What could be wrong with a name that seems friendly? Nothing, I guess, unless you’re really hoping for a leader, a Fortune 500 go-getter who seems like he might need a second syllable in his name. I know, you have Samuel, but Samuel is even more likely than most names to be shortened to Sam. Does ‘Sammy’ do anything for you? It really is affable and lovely. Samson, if you’re biblically-inclined? Samir, the very attractive Arabic variant, is not what you asked for, but might be a different ‘place’ from which to come at Sam? I think a Sam will always be popular, and always seem as though he fits in and is up for anything.

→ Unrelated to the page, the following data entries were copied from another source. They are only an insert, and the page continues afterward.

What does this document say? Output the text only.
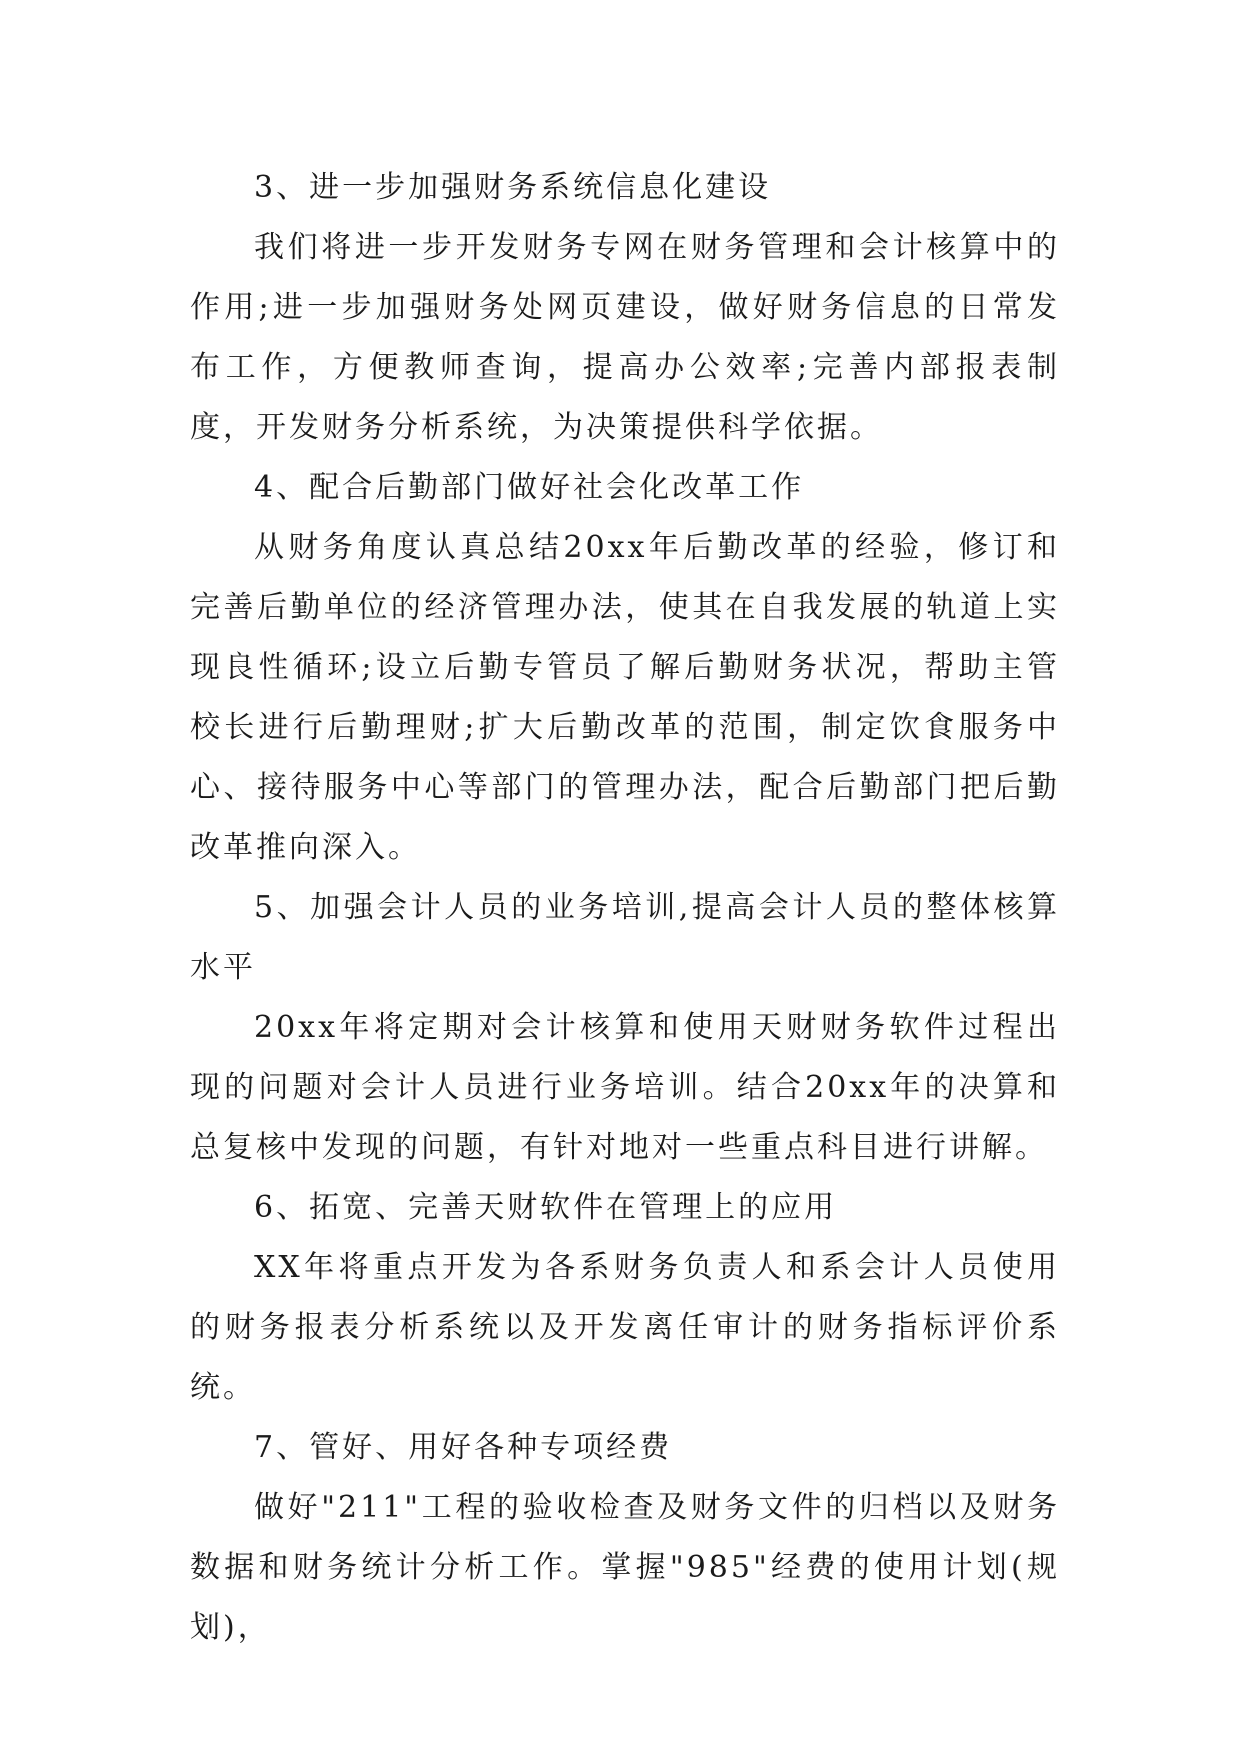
3、进一步加强财务系统信息化建设

我们将进一步开发财务专网在财务管理和会计核算中的作用;进一步加强财务处网页建设，做好财务信息的日常发布工作，方便教师查询，提高办公效率;完善内部报表制度，开发财务分析系统，为决策提供科学依据。

4、配合后勤部门做好社会化改革工作

从财务角度认真总结20xx年后勤改革的经验，修订和完善后勤单位的经济管理办法，使其在自我发展的轨道上实现良性循环;设立后勤专管员了解后勤财务状况，帮助主管校长进行后勤理财;扩大后勤改革的范围，制定饮食服务中心、接待服务中心等部门的管理办法，配合后勤部门把后勤改革推向深入。

5、加强会计人员的业务培训,提高会计人员的整体核算水平

20xx年将定期对会计核算和使用天财财务软件过程出现的问题对会计人员进行业务培训。结合20xx年的决算和总复核中发现的问题，有针对地对一些重点科目进行讲解。

6、拓宽、完善天财软件在管理上的应用

XX年将重点开发为各系财务负责人和系会计人员使用的财务报表分析系统以及开发离任审计的财务指标评价系统。

7、管好、用好各种专项经费

做好"211"工程的验收检查及财务文件的归档以及财务数据和财务统计分析工作。掌握"985"经费的使用计划(规划)，
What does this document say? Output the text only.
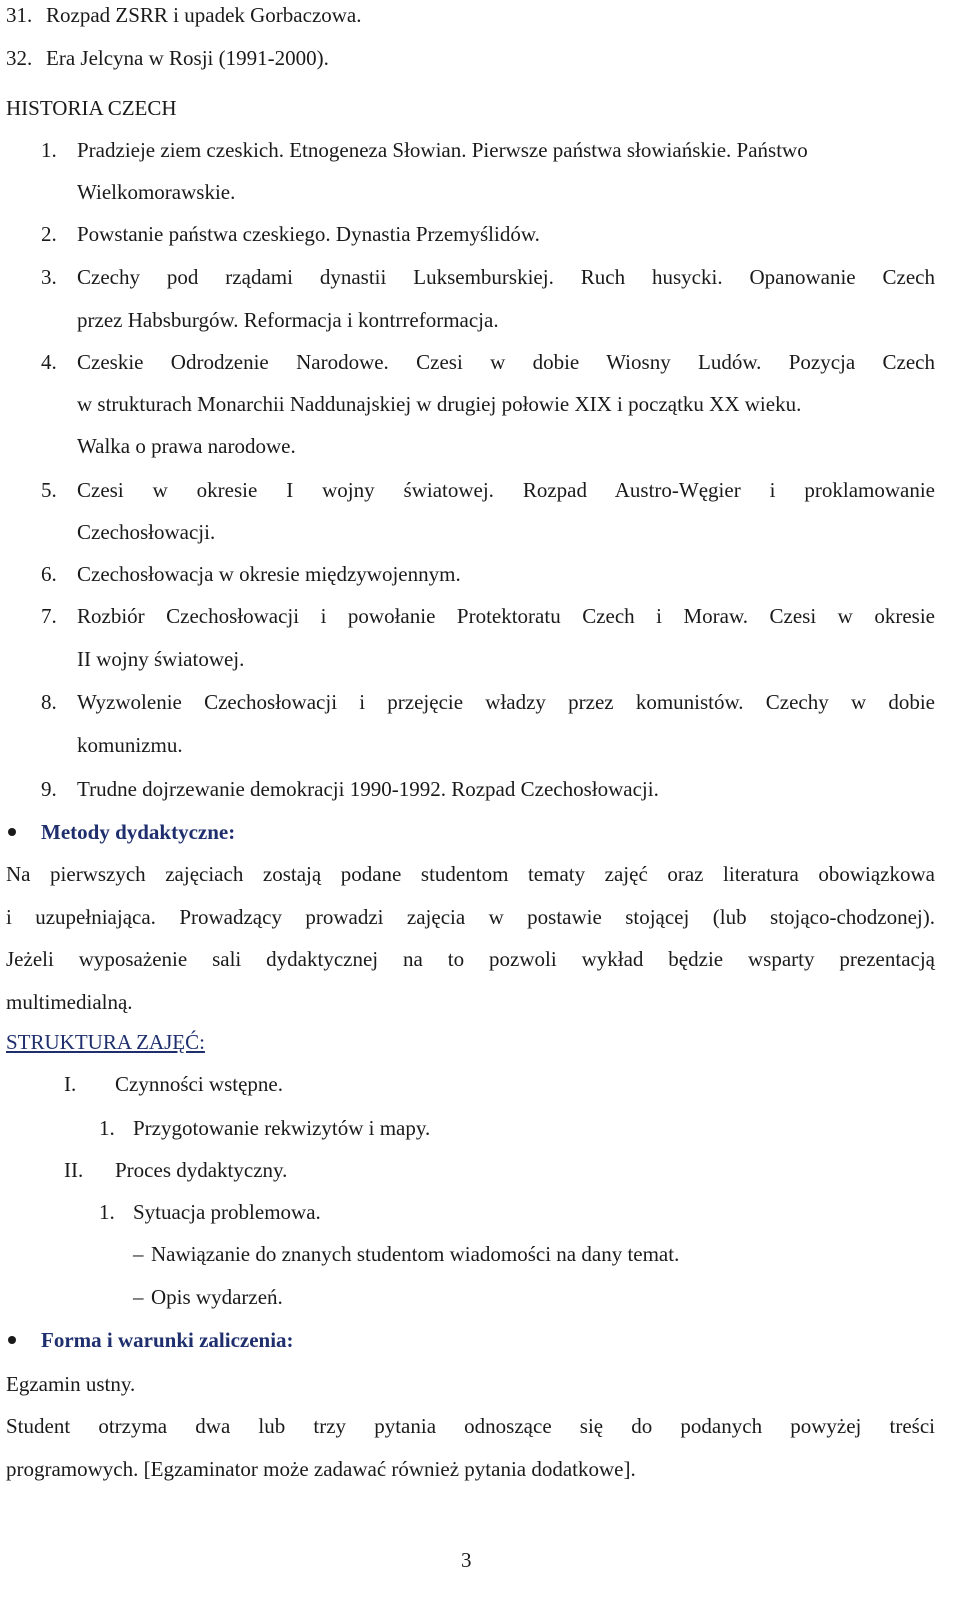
31. Rozpad ZSRR i upadek Gorbaczowa.
32. Era Jelcyna w Rosji (1991-2000).
HISTORIA CZECH
1. Pradzieje ziem czeskich. Etnogeneza Słowian. Pierwsze państwa słowiańskie. Państwo
Wielkomorawskie.
2. Powstanie państwa czeskiego. Dynastia Przemyślidów.
3. Czechy pod rządami dynastii Luksemburskiej. Ruch husycki. Opanowanie Czech
przez Habsburgów. Reformacja i kontrreformacja.
4. Czeskie Odrodzenie Narodowe. Czesi w dobie Wiosny Ludów. Pozycja Czech
w strukturach Monarchii Naddunajskiej w drugiej połowie XIX i początku XX wieku.
Walka o prawa narodowe.
5. Czesi w okresie I wojny światowej. Rozpad Austro-Węgier i proklamowanie
Czechosłowacji.
6. Czechosłowacja w okresie międzywojennym.
7. Rozbiór Czechosłowacji i powołanie Protektoratu Czech i Moraw. Czesi w okresie
II wojny światowej.
8. Wyzwolenie Czechosłowacji i przejęcie władzy przez komunistów. Czechy w dobie
komunizmu.
9. Trudne dojrzewanie demokracji 1990-1992. Rozpad Czechosłowacji.
Metody dydaktyczne:
Na pierwszych zajęciach zostają podane studentom tematy zajęć oraz literatura obowiązkowa
i uzupełniająca. Prowadzący prowadzi zajęcia w postawie stojącej (lub stojąco-chodzonej).
Jeżeli wyposażenie sali dydaktycznej na to pozwoli wykład będzie wsparty prezentacją
multimedialną.
STRUKTURA ZAJĘĆ:
I. Czynności wstępne.
1. Przygotowanie rekwizytów i mapy.
II. Proces dydaktyczny.
1. Sytuacja problemowa.
– Nawiązanie do znanych studentom wiadomości na dany temat.
– Opis wydarzeń.
Forma i warunki zaliczenia:
Egzamin ustny.
Student otrzyma dwa lub trzy pytania odnoszące się do podanych powyżej treści
programowych. [Egzaminator może zadawać również pytania dodatkowe].
3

As for your alternatives – I know what you mean about Rafael, but I wonder if, as it’s more common in places other than where you are now, you’d see that it too has an everyman quality when applied to the skinny kid, the brute, the nerd—it’s not always going to be dashing and handsome. Which isn’t to say it’s not a great name – I think it is. But if you’re thinking that it and only it can be sort of ‘leading man’ status, remember the career of Humphrey Bogart. Humphrey!
If you can’t stomach either of them, of course I’ll stump for Damian (remember that that movie probably didn’t have the impact everywhere that it seems to have on the name-obsessed in North America – and how come the same problems haven’t befallen other horror movie names like Esther or Carrie or Regan or Michael?)
If you cannot see my unimpeachable reason there, how about the glory of Diego? It’s a little more ‘one place’ and a little less ‘everywhere’, but it’s so energetic and easy to pronounce and implies a really dynamic person. Or Adrian, which goes just about everywhere, give or take a little emphasis? Or you could go with one of my beloved standbys, oft-appreciated but rarely-used Bruno? From there you go straight to Enzo, or maybe go Latin and lean into something like Titus?
Sam is superb. But if you want something that has a few more interesting corners on it, expanding the borders brings in a whole new world of leading men.